De acordo com o presidente da Associação de Servidores da Funarj, Fernando Lima, o governo estadual teria retirado o Teatro Municipal do projeto de lei apenas porque ele teria mais visibilidade, o que poderia atrapalhar ou retardar a votação.
“Por que só o Municipal?”
— Tiraram aquilo que incomodava mais, afastaram o barulho. O Municipal tem cem anos, tem mais visibilidade, qualquer mudança nele aparece mais para o público em geral. É uma vitrine maior. Além disso, como os funcionários do Municipal trabalham todos num só lugar, é mais fácil para eles se reunirem e cobrarem seus direitos — afirma o presidente da Associação de Servidores da Funarj. — Já a Funarj tem suas unidades espalhadas, então é mais difícil nos reunirmos, temos essa dificuldade logística. Mas o consenso entre nós também é contrário ao projeto das OSs. E querem aprová-lo com todas aquelas falhas que nós e sindicatos como o Sated-RJ (Sindicato dos Artistas e Técnicos em Espetáculos de Diversões do Estado do Rio) apontamos, como a falta de licitação para as OSs. Os problemas do texto que suscitaram esses questionamentos permanecem.
O GLOBO falou também com funcionários de parte desses espaços da rede estadual. Preferindo não se identificar, a maioria deles diz ser contra o projeto de administração da rede por OSs. Uma funcionária do Teatro João Caetano, por exemplo, foi enfática:
— Nós não estamos aceitando isso. Em todos os lugares, a maioria das pessoas está preocupada.
— Todos são contra. Se aprovarem esse projeto, o governo vai dar um atestado de que não consegue gerir sua própria casa. Vão terceirizar a cultura, sem falar na falta de controle dos gastos que vai vir com o fato de a OS não passar por licitação — completava outra funcionária, desta vez do Teatro Glaucio Gill.

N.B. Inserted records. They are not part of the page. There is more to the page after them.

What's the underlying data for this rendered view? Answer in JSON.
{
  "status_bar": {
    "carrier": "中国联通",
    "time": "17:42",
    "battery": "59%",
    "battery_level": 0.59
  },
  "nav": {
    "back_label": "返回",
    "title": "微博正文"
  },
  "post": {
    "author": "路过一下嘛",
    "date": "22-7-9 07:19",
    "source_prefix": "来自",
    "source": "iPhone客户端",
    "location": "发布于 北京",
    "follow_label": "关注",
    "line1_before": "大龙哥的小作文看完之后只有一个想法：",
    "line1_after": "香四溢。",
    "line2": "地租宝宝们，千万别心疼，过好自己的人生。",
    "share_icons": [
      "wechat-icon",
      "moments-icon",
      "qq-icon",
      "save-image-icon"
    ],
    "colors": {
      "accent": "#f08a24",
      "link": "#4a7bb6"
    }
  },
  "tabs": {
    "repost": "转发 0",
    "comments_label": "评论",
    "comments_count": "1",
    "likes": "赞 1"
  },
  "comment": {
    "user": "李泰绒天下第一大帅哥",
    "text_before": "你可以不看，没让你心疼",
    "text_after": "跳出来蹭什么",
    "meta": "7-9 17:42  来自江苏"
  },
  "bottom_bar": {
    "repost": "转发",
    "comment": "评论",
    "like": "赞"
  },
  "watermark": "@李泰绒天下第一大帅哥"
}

Na Casa de Cultura Laura Alvim, uma funcionária comentou a retirada do Teatro Municipal do projeto:
— Por que só o Municipal pode sair? Porque está fazendo cem anos? Porque é a joia da coroa? E as mais de 20 unidades que restaram, como elas ficam? Não concordamos com isso. Na minha opinião, ou todos entram (no projeto), ou nenhum.
— Então salvam o grandão, e os pequenininhos é que se virem? E olha que o Municipal já foi da Funarj. Agora que não é mais, todos os outros que restaram vão ser achatados? — faz coro outra funcionária, do Teatro Armando Gonzaga, e emenda com uma alusão à justificativa dada para a retirada do Municipal: segundo o deputado Jorge Picciani, presidente da Alerj, a de que “existem equipamentos culturais de menores proporções que o Municipal que podem se prestar a essa experiência”. — Estão pegando a Funarj para esparro, ou então para cobaia?
Uma exceção à grita geral contra as OSs vem da Escola de Música Villa-Lobos. O coordenador da escola, Carlos Soares, diz que a estrutura estadual “é carente de recursos”:
— Pessoalmente, acredito que a possibilidade da vinda de recursos privados é a solução, pelo menos aqui para a escola. Não vejo problema na falta de licitação, porque sabemos que as licitações também podem ser manipuladas. Mas sei que sou um dos poucos a apostar nisso. As pessoas têm medo da mudança.
Fernando Lima, da Associação de Servidores da Funarj, levanta a hipótese de que o Municipal teria sido retirado agora para que o projeto fosse aprovado com mais facilidade, mas, mais tarde, seria incluído de novo. A Secretaria estadual de Cultura afirmou que a volta do Municipal mais tarde não está sendo cogitada “no momento”. Perguntada se haveria mudança em algum ponto criticado pelos funcionários, a secretaria afirmou que “nenhuma outra modificação será feita pelo governo no projeto de lei”.